Recent family-related news included reasons for divorce over age 50, data confirming that addiction to a video game can impact negatively on a marriage, one woman’s journey to her wedding day and two articles about India’s controversial move of criminalizing the centuries-old practice of “triple talaq.”
Senior Divorce: Now What? Anthony Cirillo, U.S. News & World Report, September 13, 2018 Among adults age 50 and older, the divorce rate has roughly doubled since the 1990s, according to a Pew Research Center report. What has been called “gray” divorce is often attributed to the fact that people are living longer. But there are other factors at work driving this.

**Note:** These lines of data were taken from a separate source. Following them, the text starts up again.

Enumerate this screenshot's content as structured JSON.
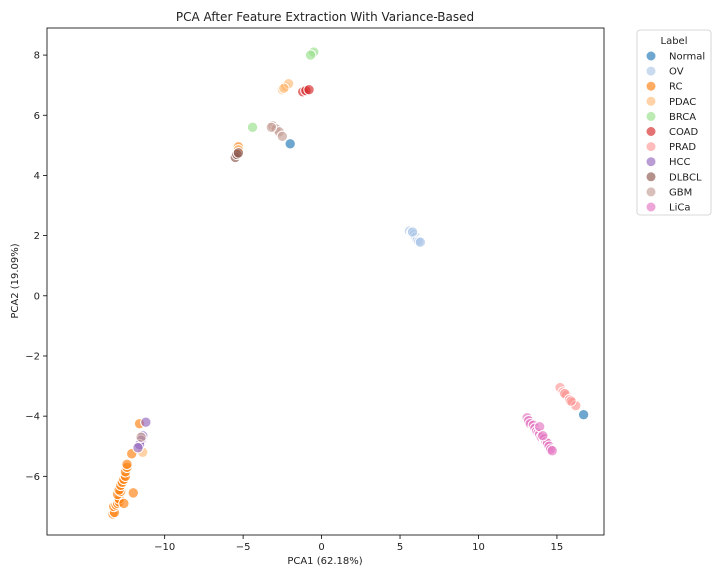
{
  "chart_data": {
    "type": "scatter",
    "title": "PCA After Feature Extraction With Variance-Based",
    "xlabel": "PCA1 (62.18%)",
    "ylabel": "PCA2 (19.09%)",
    "xlim": [
      -17.5,
      18.0
    ],
    "ylim": [
      -7.95,
      8.9
    ],
    "xticks": [
      -10,
      -5,
      0,
      5,
      10,
      15
    ],
    "yticks": [
      -6,
      -4,
      -2,
      0,
      2,
      4,
      6,
      8
    ],
    "xtick_labels": [
      "−10",
      "−5",
      "0",
      "5",
      "10",
      "15"
    ],
    "ytick_labels": [
      "−6",
      "−4",
      "−2",
      "0",
      "2",
      "4",
      "6",
      "8"
    ],
    "grid": false,
    "legend": {
      "title": "Label",
      "placement": "outside-top-right"
    },
    "series": [
      {
        "name": "Normal",
        "color": "#1f77b4",
        "points": [
          [
            -2.0,
            5.05
          ],
          [
            16.7,
            -3.95
          ]
        ]
      },
      {
        "name": "OV",
        "color": "#aec7e8",
        "points": [
          [
            5.6,
            2.15
          ],
          [
            5.75,
            2.1
          ],
          [
            5.9,
            2.05
          ],
          [
            6.0,
            1.95
          ],
          [
            6.1,
            1.85
          ],
          [
            6.2,
            1.8
          ],
          [
            6.3,
            1.78
          ],
          [
            5.8,
            2.12
          ]
        ]
      },
      {
        "name": "RC",
        "color": "#ff7f0e",
        "points": [
          [
            -13.3,
            -7.25
          ],
          [
            -13.2,
            -7.2
          ],
          [
            -13.25,
            -7.0
          ],
          [
            -13.1,
            -6.95
          ],
          [
            -13.0,
            -6.9
          ],
          [
            -12.9,
            -6.85
          ],
          [
            -12.9,
            -6.75
          ],
          [
            -13.0,
            -6.6
          ],
          [
            -12.8,
            -6.5
          ],
          [
            -12.9,
            -6.45
          ],
          [
            -12.8,
            -6.3
          ],
          [
            -12.7,
            -6.2
          ],
          [
            -12.6,
            -6.1
          ],
          [
            -12.5,
            -6.0
          ],
          [
            -12.5,
            -5.85
          ],
          [
            -12.4,
            -5.7
          ],
          [
            -12.4,
            -5.6
          ],
          [
            -12.1,
            -5.25
          ],
          [
            -12.0,
            -6.55
          ],
          [
            -12.6,
            -6.9
          ],
          [
            -11.6,
            -4.25
          ],
          [
            -5.3,
            4.95
          ]
        ]
      },
      {
        "name": "PDAC",
        "color": "#ffbb78",
        "points": [
          [
            -2.5,
            6.85
          ],
          [
            -2.3,
            6.95
          ],
          [
            -2.1,
            7.05
          ],
          [
            -2.4,
            6.9
          ],
          [
            -11.4,
            -5.2
          ],
          [
            -5.3,
            4.85
          ]
        ]
      },
      {
        "name": "BRCA",
        "color": "#98df8a",
        "points": [
          [
            -0.5,
            8.1
          ],
          [
            -0.7,
            8.0
          ],
          [
            -4.4,
            5.6
          ]
        ]
      },
      {
        "name": "COAD",
        "color": "#d62728",
        "points": [
          [
            -1.2,
            6.78
          ],
          [
            -1.0,
            6.82
          ],
          [
            -0.8,
            6.85
          ]
        ]
      },
      {
        "name": "PRAD",
        "color": "#ff9896",
        "points": [
          [
            15.2,
            -3.05
          ],
          [
            15.4,
            -3.2
          ],
          [
            15.6,
            -3.3
          ],
          [
            15.5,
            -3.25
          ],
          [
            15.8,
            -3.45
          ],
          [
            16.0,
            -3.55
          ],
          [
            16.2,
            -3.65
          ],
          [
            15.9,
            -3.5
          ]
        ]
      },
      {
        "name": "HCC",
        "color": "#9467bd",
        "points": [
          [
            -11.2,
            -4.2
          ],
          [
            -11.4,
            -4.65
          ],
          [
            -11.5,
            -4.8
          ],
          [
            -11.6,
            -4.95
          ],
          [
            -11.7,
            -5.05
          ]
        ]
      },
      {
        "name": "DLBCL",
        "color": "#8c564b",
        "points": [
          [
            -5.5,
            4.6
          ],
          [
            -5.4,
            4.7
          ],
          [
            -5.3,
            4.75
          ]
        ]
      },
      {
        "name": "GBM",
        "color": "#c49c94",
        "points": [
          [
            -3.1,
            5.65
          ],
          [
            -2.9,
            5.55
          ],
          [
            -2.7,
            5.45
          ],
          [
            -2.5,
            5.3
          ],
          [
            -3.2,
            5.6
          ],
          [
            -11.5,
            -4.7
          ]
        ]
      },
      {
        "name": "LiCa",
        "color": "#e377c2",
        "points": [
          [
            13.1,
            -4.05
          ],
          [
            13.2,
            -4.15
          ],
          [
            13.3,
            -4.25
          ],
          [
            13.5,
            -4.3
          ],
          [
            13.6,
            -4.4
          ],
          [
            13.7,
            -4.5
          ],
          [
            13.8,
            -4.55
          ],
          [
            13.9,
            -4.6
          ],
          [
            14.0,
            -4.7
          ],
          [
            14.2,
            -4.75
          ],
          [
            14.3,
            -4.85
          ],
          [
            14.4,
            -4.9
          ],
          [
            14.5,
            -5.0
          ],
          [
            14.6,
            -5.1
          ],
          [
            14.7,
            -5.15
          ],
          [
            13.9,
            -4.35
          ],
          [
            14.1,
            -4.65
          ]
        ]
      }
    ]
  }
}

Fortnite is Now Even Being Blamed for Divorce Newsbeat, BBC, September 17, 2018 According to research by divorceonline, 200 divorces since January 2018 mentioned addiction to Fortnite and other online games as one of the reasons for the relationship breakdown.
Before I Say “I Do,” a Word to the Exes Maggie Parker, The New York Times, September 17, 2018 The author says the following: Before I say “I do,” I want to say thank you, and a few unprintable sentiments to the ones who came before the one… Each past relationship gave me an experience that served as a clue in a scavenger hunt to find my future.
India Makes Instant Divorce a Criminal Offense Sasha Ingber, NPR, September 19, 2018 The practice of instant divorce, called “triple talaq,” happens in person, over the phone, by text and in email. Men, not women, can end their marriages by repeating the word “talaq,” Arabic for “divorce,” three times — and his wife has no say in the matter. India’s government decreed punishments of arrest and jail time on Wednesday for Muslim men who terminate their marriages by simply uttering three words.
India Criminalizes Instant “Talaq” Divorces for Muslim Men Kai Schultz, The New York Times, September 20, 2018 While India’s Constitution guarantees equal rights to all citizens regardless of religion, issues involving marriage, divorce, alimony and inheritance are handled differently among religious populations. India — which is overwhelmingly Hindu but has sizable numbers of Muslims, Sikhs and Christians — does not have a uniform set of laws that applies to all citizens on matters of marriage and divorce.